ATEŞBAZ-I VELi’NİN MANEVİ MİRASI
Mevlevi dergâhlarında aşçı ocağının “Ateşbaz-ı Velî ocağı” olarak anıldığını dile getiren Demir, bu geleneğin detaylarını şöyle anlattı:
“Özel günlerde yemek bu ocakta pişirilirdi. Gümüş renkli ‘Ateşbaz-ı Veli kazanı’ ayrı bir yerde muhafaza edilir, kullanım sonrası itina ile yıkanıp yerine konulurdu. Dergahlardaki meydana serilen beyaz post ‘ateşbaz postu’ olarak adlandırılır ve bu, Mevleviliğe ikrar vermek ve çileye girmek anlamı taşırdı.”

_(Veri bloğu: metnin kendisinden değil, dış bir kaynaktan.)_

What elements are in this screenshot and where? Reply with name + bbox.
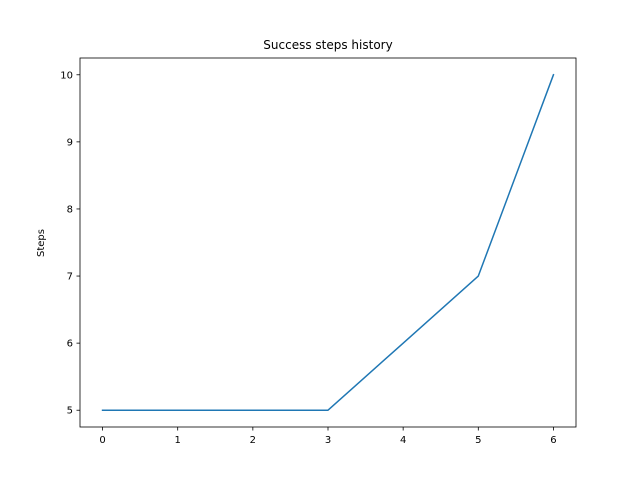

“BU MİRASI YAŞATMAYA KARARLIYIM”
Ateşbaz-ı Veli’nin Mevlevîlikteki manevi konumunun çok özel olduğunu vurgulayan Demir, sözlerini şu ifadelerle tamamladı:
“Kazan ve tencerelerin açılışında olduğu gibi, yemekten sonra okunan gülbanklarda da Ateşbaz-ı Veli anılır. Mevlevîlikte onun makamı her zaman büyük bir saygıyla anılmıştır. Ben de bu köklü mutfak kültürünü yaşatmaya kararlıyım. Hedefim, Konya gastronomisini uluslararası mutfak dünyasında hak ettiği yere taşımaktır.”